Nardò è il centro più popoloso, dopo il capoluogo, della provincia ed il suo territorio è uno dei più vasti. Il cuore della cittadina è Piazza Salandra, una delle più belle del Salento, circondata da edifici barocchi con civettuole logge e bizzarri balconi. La completano la Guglia dell'Immacolata (1769), innalzata in segno di ringraziamento per i limitati pericoli provocati dal terremoto del 1743; la Chiesa di S. Trifone, il Palazzo di Città e il Sedile, già sede del Magistrato di città sormontato al centro dalla statua di S. Gregorio Armeno, protettore di Nardò, e, ai lati, dalle statue dei comprotettori S. Michele Arcangelo e S. Antonio da Padova. Tra le numerose chiese, si segnala la Cattedrale, dedicata alla Vergine Assunta, di origini antichissime, ma modificata nel corso dei secoli; attualmente la facciata è quella eseguita nel 1725. Altre opere interessanti sono: la Chiesa dell'Immacolata (1580), la Chiesa della Madonna della Rosa e l'Incoronata (lungo la strada per Gallipoli). A metà strada tra Nardò e le marine di S. Maria al Bagno e S. Caterina sorge una ridente località,
Le Cenate, cosiddetta o per la qualità di un'uva asprigna, "acenatu", che qui trovava terreno fertile, oppure per le cene che venivano consumate nelle raffinate e fastose ville tuttora esistenti. Di queste si segnalano le più interessanti: Villa De Benedittis, già Personé (1920), tipica per il gusto moresco e per le due scalinate scenografiche terminanti con un palchetto in muratura; Villa del Vescovo, voluta da Mons. Petrucelli (1755) e ripresa da Mons. Lettieri (1838), dai caratteri barocchi e neoclassici; Villa Caputi, ottocentesca, più che altro un imponente palazzo; Villa Leuzzi (1884) col tetto spiovente di tegole rosse che taglia orizzontalmente la facciata superiore.

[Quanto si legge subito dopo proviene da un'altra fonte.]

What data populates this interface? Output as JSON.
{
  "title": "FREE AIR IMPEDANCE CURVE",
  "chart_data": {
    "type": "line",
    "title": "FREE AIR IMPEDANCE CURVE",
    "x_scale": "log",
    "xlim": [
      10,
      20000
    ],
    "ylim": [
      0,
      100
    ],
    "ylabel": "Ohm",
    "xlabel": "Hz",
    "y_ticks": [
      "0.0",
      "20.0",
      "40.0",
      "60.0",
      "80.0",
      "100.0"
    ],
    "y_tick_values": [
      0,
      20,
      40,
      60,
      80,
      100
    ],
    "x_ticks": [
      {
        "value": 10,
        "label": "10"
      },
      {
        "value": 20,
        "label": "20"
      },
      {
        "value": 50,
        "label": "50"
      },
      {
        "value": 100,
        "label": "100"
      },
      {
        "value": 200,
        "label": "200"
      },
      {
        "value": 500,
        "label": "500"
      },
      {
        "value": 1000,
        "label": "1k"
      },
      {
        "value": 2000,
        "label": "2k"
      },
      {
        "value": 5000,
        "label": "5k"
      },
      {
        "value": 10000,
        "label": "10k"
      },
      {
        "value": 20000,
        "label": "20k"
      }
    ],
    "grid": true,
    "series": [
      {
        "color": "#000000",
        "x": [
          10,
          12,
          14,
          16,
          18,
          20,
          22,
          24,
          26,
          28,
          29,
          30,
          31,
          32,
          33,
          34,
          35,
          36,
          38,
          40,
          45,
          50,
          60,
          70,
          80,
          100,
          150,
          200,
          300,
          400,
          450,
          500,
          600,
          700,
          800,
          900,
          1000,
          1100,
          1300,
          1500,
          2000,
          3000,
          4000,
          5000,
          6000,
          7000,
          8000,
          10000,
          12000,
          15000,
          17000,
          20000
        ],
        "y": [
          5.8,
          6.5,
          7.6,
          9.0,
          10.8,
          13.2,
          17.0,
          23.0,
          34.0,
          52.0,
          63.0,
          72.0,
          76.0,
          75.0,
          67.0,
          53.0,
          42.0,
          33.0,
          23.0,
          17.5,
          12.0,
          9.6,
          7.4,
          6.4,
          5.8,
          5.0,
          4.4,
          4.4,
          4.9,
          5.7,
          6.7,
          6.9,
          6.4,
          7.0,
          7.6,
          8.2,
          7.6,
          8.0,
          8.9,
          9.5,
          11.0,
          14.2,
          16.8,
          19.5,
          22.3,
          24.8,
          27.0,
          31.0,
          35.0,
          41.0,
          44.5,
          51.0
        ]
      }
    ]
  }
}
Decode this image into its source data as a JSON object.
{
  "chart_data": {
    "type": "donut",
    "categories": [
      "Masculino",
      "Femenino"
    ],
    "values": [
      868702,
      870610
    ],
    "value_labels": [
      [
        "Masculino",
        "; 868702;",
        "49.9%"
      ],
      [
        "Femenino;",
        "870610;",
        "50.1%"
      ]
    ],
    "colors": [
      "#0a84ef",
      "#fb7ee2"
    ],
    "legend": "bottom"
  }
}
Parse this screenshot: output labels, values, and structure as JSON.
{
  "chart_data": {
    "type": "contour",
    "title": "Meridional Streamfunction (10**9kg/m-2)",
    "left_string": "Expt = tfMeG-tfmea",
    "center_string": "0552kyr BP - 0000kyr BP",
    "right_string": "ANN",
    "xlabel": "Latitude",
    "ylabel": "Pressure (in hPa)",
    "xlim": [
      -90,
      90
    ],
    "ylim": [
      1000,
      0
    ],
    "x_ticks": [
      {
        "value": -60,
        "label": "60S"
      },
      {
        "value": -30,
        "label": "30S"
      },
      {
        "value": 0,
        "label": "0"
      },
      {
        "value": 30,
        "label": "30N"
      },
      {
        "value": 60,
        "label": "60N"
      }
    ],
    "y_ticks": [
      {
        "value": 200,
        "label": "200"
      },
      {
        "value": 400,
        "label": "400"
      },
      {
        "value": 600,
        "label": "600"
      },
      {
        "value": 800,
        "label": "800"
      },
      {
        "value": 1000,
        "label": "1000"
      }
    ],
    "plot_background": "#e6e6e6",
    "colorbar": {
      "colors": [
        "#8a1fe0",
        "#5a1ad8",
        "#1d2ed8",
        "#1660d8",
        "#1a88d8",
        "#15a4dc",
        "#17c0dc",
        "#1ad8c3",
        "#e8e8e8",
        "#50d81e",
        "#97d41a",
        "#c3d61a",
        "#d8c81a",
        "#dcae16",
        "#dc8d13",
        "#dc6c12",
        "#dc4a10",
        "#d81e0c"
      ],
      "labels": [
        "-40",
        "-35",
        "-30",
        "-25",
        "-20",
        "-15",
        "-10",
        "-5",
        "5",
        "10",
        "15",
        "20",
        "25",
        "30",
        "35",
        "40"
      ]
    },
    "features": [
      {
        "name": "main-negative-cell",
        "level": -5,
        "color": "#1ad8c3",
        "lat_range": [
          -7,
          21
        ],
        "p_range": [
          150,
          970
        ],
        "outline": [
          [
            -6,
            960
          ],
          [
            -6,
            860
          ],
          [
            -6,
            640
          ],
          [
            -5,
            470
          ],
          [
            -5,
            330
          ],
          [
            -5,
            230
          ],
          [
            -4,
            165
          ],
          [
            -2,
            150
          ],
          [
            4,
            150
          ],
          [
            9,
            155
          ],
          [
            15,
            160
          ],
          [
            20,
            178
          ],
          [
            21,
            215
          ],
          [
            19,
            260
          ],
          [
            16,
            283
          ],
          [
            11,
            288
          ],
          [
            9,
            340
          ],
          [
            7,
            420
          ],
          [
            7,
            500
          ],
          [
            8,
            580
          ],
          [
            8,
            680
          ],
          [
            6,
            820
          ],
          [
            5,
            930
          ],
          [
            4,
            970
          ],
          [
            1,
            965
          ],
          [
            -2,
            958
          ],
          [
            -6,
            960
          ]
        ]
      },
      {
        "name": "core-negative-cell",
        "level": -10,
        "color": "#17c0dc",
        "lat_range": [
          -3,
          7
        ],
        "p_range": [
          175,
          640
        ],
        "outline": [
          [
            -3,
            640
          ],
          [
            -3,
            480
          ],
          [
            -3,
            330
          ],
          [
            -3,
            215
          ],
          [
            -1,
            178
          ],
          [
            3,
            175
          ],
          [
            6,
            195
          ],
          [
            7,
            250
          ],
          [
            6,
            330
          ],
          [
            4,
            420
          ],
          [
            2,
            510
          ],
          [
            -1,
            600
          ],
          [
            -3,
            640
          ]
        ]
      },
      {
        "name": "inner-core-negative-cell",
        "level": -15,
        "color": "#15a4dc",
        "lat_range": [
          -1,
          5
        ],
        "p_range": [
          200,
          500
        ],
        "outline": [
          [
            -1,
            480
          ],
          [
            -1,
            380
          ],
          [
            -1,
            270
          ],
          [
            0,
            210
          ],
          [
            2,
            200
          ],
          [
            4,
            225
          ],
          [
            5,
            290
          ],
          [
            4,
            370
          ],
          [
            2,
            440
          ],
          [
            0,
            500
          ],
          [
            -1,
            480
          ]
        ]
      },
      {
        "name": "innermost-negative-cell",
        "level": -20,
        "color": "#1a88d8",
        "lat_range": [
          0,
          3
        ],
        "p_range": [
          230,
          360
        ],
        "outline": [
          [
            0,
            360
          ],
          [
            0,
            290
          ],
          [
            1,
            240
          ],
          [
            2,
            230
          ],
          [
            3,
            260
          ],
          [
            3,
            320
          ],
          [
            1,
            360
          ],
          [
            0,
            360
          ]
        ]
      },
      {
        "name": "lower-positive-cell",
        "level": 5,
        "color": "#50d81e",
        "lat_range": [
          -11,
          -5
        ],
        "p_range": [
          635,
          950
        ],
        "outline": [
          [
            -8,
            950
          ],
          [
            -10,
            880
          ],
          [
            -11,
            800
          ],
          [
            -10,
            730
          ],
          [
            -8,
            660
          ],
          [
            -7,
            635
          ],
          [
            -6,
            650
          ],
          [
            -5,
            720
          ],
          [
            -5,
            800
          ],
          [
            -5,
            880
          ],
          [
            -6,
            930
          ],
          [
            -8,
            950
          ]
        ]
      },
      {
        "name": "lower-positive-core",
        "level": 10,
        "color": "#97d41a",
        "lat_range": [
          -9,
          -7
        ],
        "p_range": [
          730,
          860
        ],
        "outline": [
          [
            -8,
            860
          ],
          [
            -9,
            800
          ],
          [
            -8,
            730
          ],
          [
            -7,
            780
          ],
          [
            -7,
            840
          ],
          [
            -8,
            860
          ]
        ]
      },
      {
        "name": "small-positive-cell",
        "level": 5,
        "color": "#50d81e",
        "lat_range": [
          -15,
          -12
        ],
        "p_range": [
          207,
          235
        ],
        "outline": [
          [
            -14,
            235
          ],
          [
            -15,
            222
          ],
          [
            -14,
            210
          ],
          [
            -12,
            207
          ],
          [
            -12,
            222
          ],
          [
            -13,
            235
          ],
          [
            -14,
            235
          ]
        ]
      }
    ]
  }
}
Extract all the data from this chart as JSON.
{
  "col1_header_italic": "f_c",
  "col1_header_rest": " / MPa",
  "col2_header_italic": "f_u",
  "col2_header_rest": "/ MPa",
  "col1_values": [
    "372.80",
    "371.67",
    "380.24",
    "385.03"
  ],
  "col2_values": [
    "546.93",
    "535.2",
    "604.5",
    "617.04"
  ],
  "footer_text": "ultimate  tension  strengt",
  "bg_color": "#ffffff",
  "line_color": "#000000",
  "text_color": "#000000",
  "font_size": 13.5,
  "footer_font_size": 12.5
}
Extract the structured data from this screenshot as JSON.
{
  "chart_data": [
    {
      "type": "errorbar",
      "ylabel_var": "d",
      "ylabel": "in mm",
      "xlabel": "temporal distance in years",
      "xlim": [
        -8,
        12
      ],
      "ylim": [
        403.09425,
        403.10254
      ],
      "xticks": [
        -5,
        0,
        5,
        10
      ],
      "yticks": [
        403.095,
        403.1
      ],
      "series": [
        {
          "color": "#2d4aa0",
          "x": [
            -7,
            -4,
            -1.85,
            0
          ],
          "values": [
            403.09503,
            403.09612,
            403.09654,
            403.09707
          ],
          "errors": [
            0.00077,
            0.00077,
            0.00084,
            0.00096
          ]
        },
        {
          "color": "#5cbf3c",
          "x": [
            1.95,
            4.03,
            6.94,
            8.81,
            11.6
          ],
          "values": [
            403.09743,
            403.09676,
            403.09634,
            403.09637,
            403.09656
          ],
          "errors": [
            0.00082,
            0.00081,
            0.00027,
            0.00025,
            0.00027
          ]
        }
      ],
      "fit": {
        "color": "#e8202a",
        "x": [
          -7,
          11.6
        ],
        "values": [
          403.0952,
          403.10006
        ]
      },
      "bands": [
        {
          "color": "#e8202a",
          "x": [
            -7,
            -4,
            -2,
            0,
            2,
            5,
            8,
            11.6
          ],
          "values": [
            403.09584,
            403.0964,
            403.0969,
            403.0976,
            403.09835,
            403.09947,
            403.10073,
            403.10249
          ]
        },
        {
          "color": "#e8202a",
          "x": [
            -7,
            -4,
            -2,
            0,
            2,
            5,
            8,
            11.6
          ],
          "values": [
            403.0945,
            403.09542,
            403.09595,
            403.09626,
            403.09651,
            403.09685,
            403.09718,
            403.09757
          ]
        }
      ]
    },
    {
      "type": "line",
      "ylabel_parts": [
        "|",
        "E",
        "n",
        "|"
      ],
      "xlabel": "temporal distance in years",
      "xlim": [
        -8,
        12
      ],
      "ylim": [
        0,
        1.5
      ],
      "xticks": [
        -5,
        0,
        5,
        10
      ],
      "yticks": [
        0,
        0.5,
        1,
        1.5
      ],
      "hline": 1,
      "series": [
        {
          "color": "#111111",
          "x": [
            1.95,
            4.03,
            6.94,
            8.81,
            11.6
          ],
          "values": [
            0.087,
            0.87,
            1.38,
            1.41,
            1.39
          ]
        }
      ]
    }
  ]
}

A Galatone il monumento più interessante è la Chiesa del SS. Crocifisso (1621-1675), crollata nel 1687 e ricostruita da Fra' Niccolò da Lequile. Altri monumenti: la Chiesa di S. Sebastiano, cinquecentesca, col portale retto da due leoni stilofori (ormai deteriorati); all'interno altari particolarmente articolati (XVIII sec.). Attiguo alla citata chiesa l'ex Convento dei Domenicani, attualmente Municipio. Nel Palazzo principesco fu impiantato, verso il 1845, il primo stabilimento oleario della provincia di Lecce Lungo la fascia costiera del comune di Galatone si eleva una collinetta carsica, denominata eufemisticamente "Montagna Spaccata", separata drasticamente dalla litoranea S. Maria al Bagno-Gallipoli.